A hallmark of Ignatian spirituality and pedagogy is the iterative cycle of critical self-examination, reflection and action.
To implement this cycle of assessment throughout the Division of Academic Affairs at Saint Louis University, faculty and staff strive to:
SLU conducts assessment of student learning at both the University-wide and academic program levels for a variety of purposes. Accordingly, assessment results need to be understood and interpreted in their specific assessment contexts. That requires us to be intentional about how and for what purposes the results are reported and subsequently used by various University constituencies.
Results of the assessment of our graduates' performance are utilized by SLU faculty and staff to understand how and why students evidenced performance as they did; that research, in turn, should evidence what we, as an educational community, can do to improve that performance. It should be noted that program- and University-level assessment results are expressly not used to "grade" students and they are not used in any way to determine if students should graduate or not.
Knowing how many of SLU's graduates meet our own educational expectations can be helpful to students and families looking for an additional measure of the outcomes and benefits of a SLU education.
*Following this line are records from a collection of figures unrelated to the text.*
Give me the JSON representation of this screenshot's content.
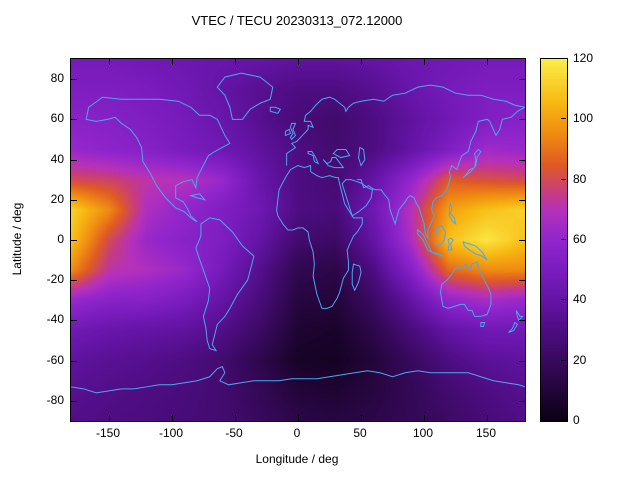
{
  "chart_data": {
    "type": "heatmap",
    "title": "VTEC / TECU 20230313_072.12000",
    "xlabel": "Longitude / deg",
    "ylabel": "Latitude / deg",
    "units": "TECU",
    "xlim": [
      -180,
      180
    ],
    "ylim": [
      -90,
      90
    ],
    "zlim": [
      0,
      120
    ],
    "xticks": [
      -150,
      -100,
      -50,
      0,
      50,
      100,
      150
    ],
    "yticks": [
      -80,
      -60,
      -40,
      -20,
      0,
      20,
      40,
      60,
      80
    ],
    "colorbar_ticks": [
      0,
      20,
      40,
      60,
      80,
      100,
      120
    ],
    "x_lon": [
      -180,
      -150,
      -120,
      -90,
      -60,
      -30,
      0,
      30,
      60,
      90,
      120,
      150,
      180
    ],
    "y_lat": [
      90,
      75,
      60,
      45,
      30,
      15,
      0,
      -15,
      -30,
      -45,
      -60,
      -75,
      -90
    ],
    "values": [
      [
        48,
        48,
        46,
        44,
        42,
        40,
        38,
        38,
        40,
        44,
        46,
        48,
        48
      ],
      [
        52,
        52,
        50,
        46,
        40,
        34,
        30,
        30,
        34,
        42,
        48,
        52,
        52
      ],
      [
        56,
        55,
        52,
        48,
        42,
        34,
        27,
        24,
        30,
        38,
        46,
        53,
        56
      ],
      [
        62,
        58,
        55,
        50,
        45,
        38,
        30,
        25,
        30,
        40,
        52,
        64,
        62
      ],
      [
        80,
        78,
        72,
        70,
        62,
        42,
        30,
        26,
        40,
        60,
        85,
        82,
        80
      ],
      [
        112,
        95,
        68,
        60,
        52,
        45,
        30,
        28,
        45,
        70,
        100,
        108,
        112
      ],
      [
        108,
        80,
        62,
        56,
        52,
        40,
        25,
        22,
        40,
        68,
        108,
        118,
        108
      ],
      [
        95,
        72,
        68,
        62,
        48,
        33,
        16,
        14,
        30,
        55,
        88,
        95,
        95
      ],
      [
        62,
        56,
        55,
        50,
        40,
        28,
        12,
        10,
        22,
        40,
        60,
        66,
        62
      ],
      [
        46,
        42,
        40,
        38,
        32,
        22,
        8,
        6,
        15,
        28,
        40,
        46,
        46
      ],
      [
        38,
        35,
        33,
        30,
        25,
        15,
        5,
        4,
        10,
        20,
        30,
        36,
        38
      ],
      [
        34,
        32,
        30,
        28,
        25,
        18,
        10,
        8,
        12,
        18,
        25,
        30,
        34
      ],
      [
        32,
        30,
        29,
        27,
        25,
        20,
        14,
        12,
        14,
        18,
        22,
        27,
        32
      ]
    ],
    "palette_stops": [
      {
        "t": 0.0,
        "c": "#0b0114"
      },
      {
        "t": 0.083,
        "c": "#23053a"
      },
      {
        "t": 0.167,
        "c": "#38095e"
      },
      {
        "t": 0.25,
        "c": "#4e0d82"
      },
      {
        "t": 0.333,
        "c": "#6414a6"
      },
      {
        "t": 0.417,
        "c": "#7a1cbe"
      },
      {
        "t": 0.5,
        "c": "#9126cc"
      },
      {
        "t": 0.583,
        "c": "#b631bb"
      },
      {
        "t": 0.625,
        "c": "#c53a86"
      },
      {
        "t": 0.708,
        "c": "#e05a25"
      },
      {
        "t": 0.792,
        "c": "#ef8b12"
      },
      {
        "t": 0.875,
        "c": "#f7b511"
      },
      {
        "t": 1.0,
        "c": "#fbee4a"
      }
    ],
    "coastline_color": "#4aa8f0",
    "axis_color": "#000000",
    "background_color": "#ffffff",
    "legend": "colorbar-right",
    "grid": false
  }
}
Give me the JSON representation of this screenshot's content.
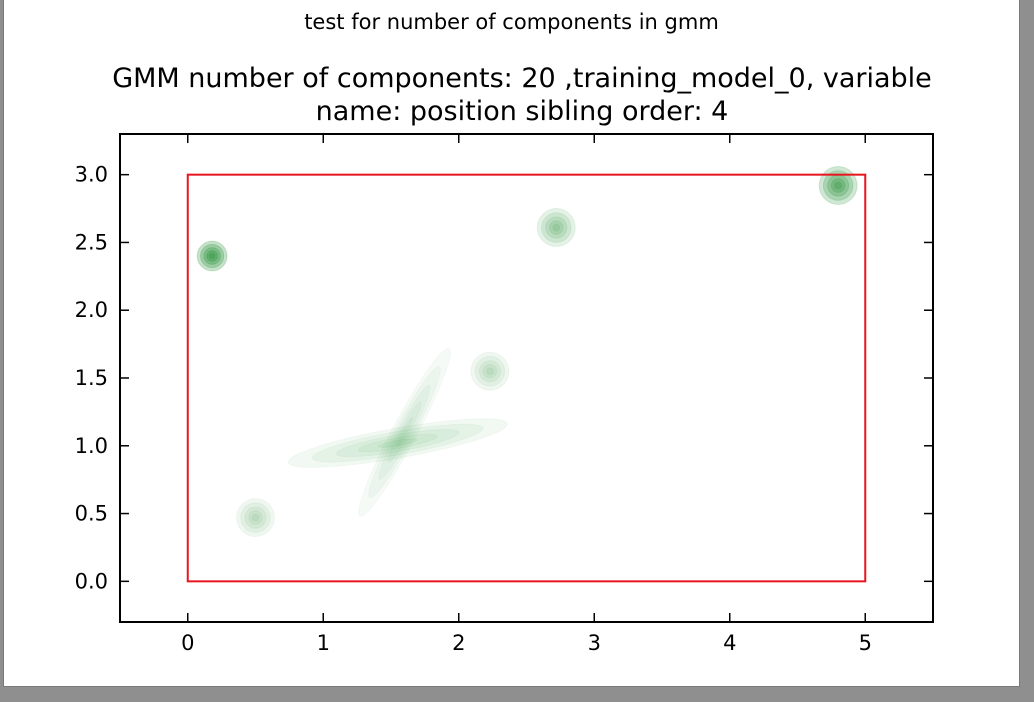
{
  "figure": {
    "suptitle": "test for number of components in gmm",
    "title_line1": "GMM number of components: 20 ,training_model_0, variable",
    "title_line2": "name: position sibling order: 4"
  },
  "chart_data": {
    "type": "scatter",
    "title": "GMM number of components: 20 ,training_model_0, variable name: position sibling order: 4",
    "xlabel": "",
    "ylabel": "",
    "xlim": [
      -0.5,
      5.5
    ],
    "ylim": [
      -0.3,
      3.3
    ],
    "xticks": [
      0,
      1,
      2,
      3,
      4,
      5
    ],
    "xtick_labels": [
      "0",
      "1",
      "2",
      "3",
      "4",
      "5"
    ],
    "yticks": [
      0.0,
      0.5,
      1.0,
      1.5,
      2.0,
      2.5,
      3.0
    ],
    "ytick_labels": [
      "0.0",
      "0.5",
      "1.0",
      "1.5",
      "2.0",
      "2.5",
      "3.0"
    ],
    "grid": false,
    "boundary_rectangle": {
      "x0": 0,
      "y0": 0,
      "x1": 5,
      "y1": 3,
      "color": "#e8141e"
    },
    "ellipse_color": "#1a8a2a",
    "components": [
      {
        "cx": 0.18,
        "cy": 2.4,
        "rx": 0.11,
        "ry": 0.11,
        "angle": 0,
        "alpha": 0.55
      },
      {
        "cx": 2.72,
        "cy": 2.61,
        "rx": 0.14,
        "ry": 0.14,
        "angle": 0,
        "alpha": 0.25
      },
      {
        "cx": 4.8,
        "cy": 2.92,
        "rx": 0.14,
        "ry": 0.14,
        "angle": 0,
        "alpha": 0.45
      },
      {
        "cx": 2.23,
        "cy": 1.55,
        "rx": 0.14,
        "ry": 0.14,
        "angle": 0,
        "alpha": 0.15
      },
      {
        "cx": 0.5,
        "cy": 0.47,
        "rx": 0.14,
        "ry": 0.14,
        "angle": 0,
        "alpha": 0.15
      },
      {
        "cx": 1.55,
        "cy": 1.02,
        "rx": 0.82,
        "ry": 0.11,
        "angle": -10,
        "alpha": 0.12
      },
      {
        "cx": 1.6,
        "cy": 1.1,
        "rx": 0.7,
        "ry": 0.09,
        "angle": -62,
        "alpha": 0.1
      }
    ]
  }
}
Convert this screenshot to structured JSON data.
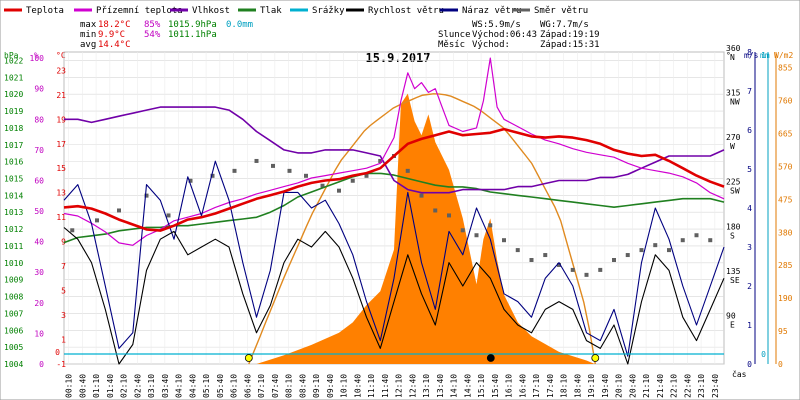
{
  "date_title": "15.9.2017",
  "legend": [
    {
      "label": "Teplota",
      "color": "#e00000"
    },
    {
      "label": "Přízemní teplota",
      "color": "#d000d0"
    },
    {
      "label": "Vlhkost",
      "color": "#7000a8"
    },
    {
      "label": "Tlak",
      "color": "#208020"
    },
    {
      "label": "Srážky",
      "color": "#00b0d0"
    },
    {
      "label": "Rychlost větru",
      "color": "#000000"
    },
    {
      "label": "Náraz větru",
      "color": "#000080"
    },
    {
      "label": "Směr větru",
      "color": "#606060"
    }
  ],
  "stats": {
    "max": {
      "label": "max",
      "temp": "18.2°C",
      "hum": "85%",
      "press": "1015.9hPa",
      "rain": "0.0mm"
    },
    "min": {
      "label": "min",
      "temp": " 9.9°C",
      "hum": "54%",
      "press": "1011.1hPa"
    },
    "avg": {
      "label": "avg",
      "temp": "14.4°C"
    },
    "ws": "WS:5.9m/s",
    "wg": "WG:7.7m/s",
    "sun": {
      "label": "Slunce",
      "rise": "Východ:06:43",
      "set": "Západ:19:19"
    },
    "moon": {
      "label": "Měsíc",
      "rise": "Východ:",
      "set": "Západ:15:31"
    }
  },
  "axes_units": {
    "left_pressure": "hPa",
    "left_humidity": "%",
    "left_temp": "°C",
    "right_direction": "°",
    "right_wind": "m/s",
    "right_rain": "mm",
    "right_solar": "W/m2",
    "x_time": "čas"
  },
  "axis_labels": {
    "pressure": [
      "1004",
      "1005",
      "1006",
      "1007",
      "1008",
      "1009",
      "1010",
      "1011",
      "1012",
      "1013",
      "1014",
      "1015",
      "1016",
      "1017",
      "1018",
      "1019",
      "1020",
      "1021",
      "1022"
    ],
    "humidity": [
      "0",
      "10",
      "20",
      "30",
      "40",
      "50",
      "60",
      "70",
      "80",
      "90",
      "100"
    ],
    "temperature": [
      "-1",
      "1",
      "3",
      "5",
      "7",
      "9",
      "11",
      "13",
      "15",
      "17",
      "19",
      "21",
      "23"
    ],
    "temperature_below": [
      "0"
    ],
    "direction": [
      "90 E",
      "135 SE",
      "180 S",
      "225 SW",
      "270 W",
      "315 NW",
      "360 N"
    ],
    "wind": [
      "0",
      "1",
      "2",
      "3",
      "4",
      "5",
      "6",
      "7",
      "8"
    ],
    "rain": [
      "0",
      "1"
    ],
    "solar": [
      "0",
      "95",
      "190",
      "285",
      "380",
      "475",
      "570",
      "665",
      "760",
      "855"
    ]
  },
  "colors": {
    "temp_left_axis": "#e00000",
    "humidity_axis": "#c000c0",
    "pressure_axis": "#008000",
    "wind_axis": "#000080",
    "rain_axis": "#00a0c0",
    "solar_axis": "#e07800",
    "solar_fill": "#ff8000",
    "sun_curve": "#e08a20",
    "grid": "#d8d8d8",
    "sun_marker": "#ffff00"
  },
  "chart_data": {
    "type": "line",
    "x_unit": "hours",
    "x_ticks": [
      "00:10",
      "00:40",
      "01:10",
      "01:40",
      "02:10",
      "02:40",
      "03:10",
      "03:40",
      "04:10",
      "04:40",
      "05:10",
      "05:40",
      "06:10",
      "06:40",
      "07:10",
      "07:40",
      "08:10",
      "08:40",
      "09:10",
      "09:40",
      "10:10",
      "10:40",
      "11:10",
      "11:40",
      "12:10",
      "12:40",
      "13:10",
      "13:40",
      "14:10",
      "14:40",
      "15:10",
      "15:40",
      "16:10",
      "16:40",
      "17:10",
      "17:40",
      "18:10",
      "18:40",
      "19:10",
      "19:40",
      "20:10",
      "20:40",
      "21:10",
      "21:40",
      "22:10",
      "22:40",
      "23:10",
      "23:40"
    ],
    "x_range": [
      0,
      24
    ],
    "temperature_range": [
      -1,
      24.5
    ],
    "humidity_range": [
      0,
      102
    ],
    "pressure_range": [
      1004,
      1022.5
    ],
    "wind_range": [
      0,
      8
    ],
    "direction_range": [
      45,
      360
    ],
    "solar_range": [
      0,
      900
    ],
    "grid": true,
    "legend_position": "top",
    "series": [
      {
        "name": "Teplota",
        "axis": "temperature",
        "x": [
          0,
          0.5,
          1,
          1.5,
          2,
          2.5,
          3,
          3.5,
          4,
          4.5,
          5,
          5.5,
          6,
          6.5,
          7,
          7.5,
          8,
          8.5,
          9,
          9.5,
          10,
          10.5,
          11,
          11.5,
          12,
          12.5,
          13,
          13.5,
          14,
          14.5,
          15,
          15.5,
          16,
          16.5,
          17,
          17.5,
          18,
          18.5,
          19,
          19.5,
          20,
          20.5,
          21,
          21.5,
          22,
          22.5,
          23,
          23.5,
          24
        ],
        "y": [
          11.8,
          11.9,
          11.7,
          11.3,
          10.8,
          10.4,
          10.0,
          9.9,
          10.3,
          10.8,
          11.0,
          11.3,
          11.7,
          12.1,
          12.5,
          12.8,
          13.1,
          13.5,
          13.8,
          14.0,
          14.1,
          14.4,
          14.6,
          15.0,
          16.0,
          17.0,
          17.4,
          17.7,
          18.0,
          17.7,
          17.8,
          17.9,
          18.2,
          17.9,
          17.6,
          17.5,
          17.6,
          17.5,
          17.3,
          17.0,
          16.5,
          16.2,
          16.0,
          16.1,
          15.6,
          15.0,
          14.4,
          13.9,
          13.5
        ]
      },
      {
        "name": "Přízemní teplota",
        "axis": "temperature",
        "x": [
          0,
          0.5,
          1,
          1.5,
          2,
          2.5,
          3,
          3.5,
          4,
          4.5,
          5,
          5.5,
          6,
          6.5,
          7,
          7.5,
          8,
          8.5,
          9,
          9.5,
          10,
          10.5,
          11,
          11.5,
          12,
          12.25,
          12.5,
          12.75,
          13,
          13.25,
          13.5,
          13.75,
          14,
          14.5,
          15,
          15.25,
          15.5,
          15.75,
          16,
          16.5,
          17,
          17.5,
          18,
          18.5,
          19,
          19.5,
          20,
          20.5,
          21,
          21.5,
          22,
          22.5,
          23,
          23.5,
          24
        ],
        "y": [
          11.3,
          11.1,
          10.5,
          9.8,
          8.9,
          8.7,
          9.5,
          10.0,
          10.7,
          11.0,
          11.3,
          11.8,
          12.2,
          12.5,
          12.9,
          13.2,
          13.5,
          13.8,
          14.2,
          14.4,
          14.6,
          14.8,
          15.0,
          15.4,
          17.5,
          20.5,
          22.8,
          21.5,
          22.0,
          21.2,
          21.5,
          20.0,
          18.5,
          18.0,
          18.3,
          20.5,
          24.0,
          20.0,
          19.0,
          18.4,
          17.8,
          17.3,
          17.0,
          16.6,
          16.3,
          16.1,
          15.9,
          15.4,
          15.0,
          14.8,
          14.6,
          14.3,
          13.8,
          13.0,
          12.5
        ]
      },
      {
        "name": "Vlhkost",
        "axis": "humidity",
        "x": [
          0,
          0.5,
          1,
          1.5,
          2,
          2.5,
          3,
          3.5,
          4,
          4.5,
          5,
          5.5,
          6,
          6.5,
          7,
          7.5,
          8,
          8.5,
          9,
          9.5,
          10,
          10.5,
          11,
          11.5,
          12,
          12.5,
          13,
          13.5,
          14,
          14.5,
          15,
          15.5,
          16,
          16.5,
          17,
          17.5,
          18,
          18.5,
          19,
          19.5,
          20,
          20.5,
          21,
          21.5,
          22,
          22.5,
          23,
          23.5,
          24
        ],
        "y": [
          80,
          80,
          79,
          80,
          81,
          82,
          83,
          84,
          84,
          84,
          84,
          84,
          83,
          80,
          76,
          73,
          70,
          69,
          69,
          70,
          70,
          70,
          69,
          68,
          60,
          57,
          56,
          56,
          56,
          57,
          57,
          57,
          57,
          58,
          58,
          59,
          60,
          60,
          60,
          61,
          61,
          62,
          64,
          66,
          68,
          68,
          68,
          68,
          70
        ]
      },
      {
        "name": "Tlak",
        "axis": "pressure",
        "x": [
          0,
          0.5,
          1,
          1.5,
          2,
          2.5,
          3,
          3.5,
          4,
          4.5,
          5,
          5.5,
          6,
          6.5,
          7,
          7.5,
          8,
          8.5,
          9,
          9.5,
          10,
          10.5,
          11,
          11.5,
          12,
          12.5,
          13,
          13.5,
          14,
          14.5,
          15,
          15.5,
          16,
          16.5,
          17,
          17.5,
          18,
          18.5,
          19,
          19.5,
          20,
          20.5,
          21,
          21.5,
          22,
          22.5,
          23,
          23.5,
          24
        ],
        "y": [
          1011.2,
          1011.5,
          1011.6,
          1011.7,
          1011.9,
          1012.0,
          1012.1,
          1012.1,
          1012.2,
          1012.2,
          1012.3,
          1012.4,
          1012.5,
          1012.6,
          1012.7,
          1013.0,
          1013.4,
          1013.9,
          1014.2,
          1014.5,
          1014.8,
          1015.1,
          1015.3,
          1015.3,
          1015.2,
          1015.0,
          1014.8,
          1014.6,
          1014.5,
          1014.5,
          1014.4,
          1014.2,
          1014.1,
          1014.0,
          1013.9,
          1013.8,
          1013.7,
          1013.6,
          1013.5,
          1013.4,
          1013.3,
          1013.4,
          1013.5,
          1013.6,
          1013.7,
          1013.8,
          1013.8,
          1013.8,
          1013.6
        ]
      },
      {
        "name": "Rychlost větru",
        "axis": "wind",
        "x": [
          0,
          0.5,
          1,
          1.5,
          2,
          2.5,
          3,
          3.5,
          4,
          4.5,
          5,
          5.5,
          6,
          6.5,
          7,
          7.5,
          8,
          8.5,
          9,
          9.5,
          10,
          10.5,
          11,
          11.5,
          12,
          12.5,
          13,
          13.5,
          14,
          14.5,
          15,
          15.5,
          16,
          16.5,
          17,
          17.5,
          18,
          18.5,
          19,
          19.5,
          20,
          20.5,
          21,
          21.5,
          22,
          22.5,
          23,
          23.5,
          24
        ],
        "y": [
          3.5,
          3.2,
          2.6,
          1.4,
          0.0,
          0.5,
          2.4,
          3.2,
          3.4,
          2.8,
          3.0,
          3.2,
          3.0,
          1.8,
          0.8,
          1.5,
          2.6,
          3.2,
          3.0,
          3.4,
          3.0,
          2.2,
          1.2,
          0.4,
          1.6,
          2.8,
          1.8,
          1.0,
          2.6,
          2.0,
          2.6,
          2.2,
          1.4,
          1.0,
          0.8,
          1.4,
          1.6,
          1.4,
          0.6,
          0.4,
          1.0,
          0.0,
          1.6,
          2.8,
          2.4,
          1.2,
          0.6,
          1.4,
          2.2
        ]
      },
      {
        "name": "Náraz větru",
        "axis": "wind",
        "x": [
          0,
          0.5,
          1,
          1.5,
          2,
          2.5,
          3,
          3.5,
          4,
          4.5,
          5,
          5.5,
          6,
          6.5,
          7,
          7.5,
          8,
          8.5,
          9,
          9.5,
          10,
          10.5,
          11,
          11.5,
          12,
          12.5,
          13,
          13.5,
          14,
          14.5,
          15,
          15.5,
          16,
          16.5,
          17,
          17.5,
          18,
          18.5,
          19,
          19.5,
          20,
          20.5,
          21,
          21.5,
          22,
          22.5,
          23,
          23.5,
          24
        ],
        "y": [
          4.2,
          4.6,
          3.6,
          2.0,
          0.4,
          0.8,
          4.6,
          4.2,
          3.2,
          4.8,
          3.8,
          5.2,
          4.2,
          2.6,
          1.2,
          2.4,
          4.4,
          4.4,
          4.0,
          4.2,
          3.6,
          2.8,
          1.6,
          0.6,
          2.2,
          4.4,
          2.6,
          1.4,
          3.4,
          2.8,
          4.0,
          3.2,
          1.8,
          1.6,
          1.2,
          2.2,
          2.6,
          2.0,
          0.8,
          0.6,
          1.4,
          0.2,
          2.6,
          4.0,
          3.2,
          2.0,
          1.0,
          2.0,
          3.0
        ]
      },
      {
        "name": "Směr větru",
        "axis": "direction",
        "style": "points",
        "x": [
          0.3,
          1.2,
          2.0,
          3.0,
          3.8,
          4.6,
          5.4,
          6.2,
          7.0,
          7.6,
          8.2,
          8.8,
          9.4,
          10.0,
          10.5,
          11.0,
          11.5,
          12.0,
          12.5,
          13.0,
          13.5,
          14.0,
          14.5,
          15.0,
          15.5,
          16.0,
          16.5,
          17.0,
          17.5,
          18.0,
          18.5,
          19.0,
          19.5,
          20.0,
          20.5,
          21.0,
          21.5,
          22.0,
          22.5,
          23.0,
          23.5
        ],
        "y": [
          180,
          190,
          200,
          215,
          195,
          230,
          235,
          240,
          250,
          245,
          240,
          235,
          225,
          220,
          230,
          235,
          250,
          255,
          240,
          215,
          200,
          195,
          180,
          175,
          185,
          170,
          160,
          150,
          155,
          145,
          140,
          135,
          140,
          150,
          155,
          160,
          165,
          160,
          170,
          175,
          170
        ]
      },
      {
        "name": "Sluneční záření",
        "axis": "solar",
        "style": "area",
        "x": [
          7.0,
          8.0,
          9.0,
          10.0,
          10.5,
          11.0,
          11.5,
          12.0,
          12.25,
          12.5,
          12.75,
          13.0,
          13.25,
          13.5,
          14.0,
          14.5,
          15.0,
          15.25,
          15.5,
          15.75,
          16.0,
          16.5,
          17.0,
          18.0,
          19.0,
          19.3
        ],
        "y": [
          0,
          25,
          55,
          90,
          120,
          170,
          210,
          330,
          750,
          780,
          700,
          660,
          720,
          640,
          560,
          420,
          230,
          360,
          420,
          300,
          200,
          120,
          80,
          35,
          10,
          0
        ]
      },
      {
        "name": "Poloha slunce",
        "axis": "solar",
        "style": "curve",
        "x": [
          6.72,
          8.0,
          9.0,
          10.0,
          11.0,
          12.0,
          13.0,
          13.5,
          14.0,
          15.0,
          16.0,
          17.0,
          18.0,
          19.0,
          19.32
        ],
        "y": [
          0,
          250,
          430,
          580,
          680,
          740,
          775,
          780,
          775,
          740,
          680,
          580,
          430,
          150,
          0
        ]
      },
      {
        "name": "Srážky",
        "axis": "rain",
        "style": "line",
        "x": [
          0,
          24
        ],
        "y": [
          0,
          0
        ]
      }
    ],
    "markers": {
      "sunrise_hour": 6.72,
      "sunset_hour": 19.32,
      "moonset_hour": 15.52
    }
  }
}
Most helpful, however, may be knowing that SLU is very intentional about evaluating our educational quality and impact on students, and about acting upon what we learn to improve all that we do.
Since 1916, Saint Louis University has been accredited by the Higher Learning Commission (HLC), formerly known as the North Central Association of Colleges and Schools. The HLC regularly monitors overall institutional quality and integrity, and is focused on ensuring that SLU meets its educational objectives consonant with our University mission.
A key element of the HLC's oversight is monitoring and offering support for the improvement of our educational assessment efforts. SLU's transparent reporting of our assessment processes, results and — perhaps most important — what we learn from our results to inform positive change, are all critical to the HLC's understanding (and their assessment) of SLU's institutional performance.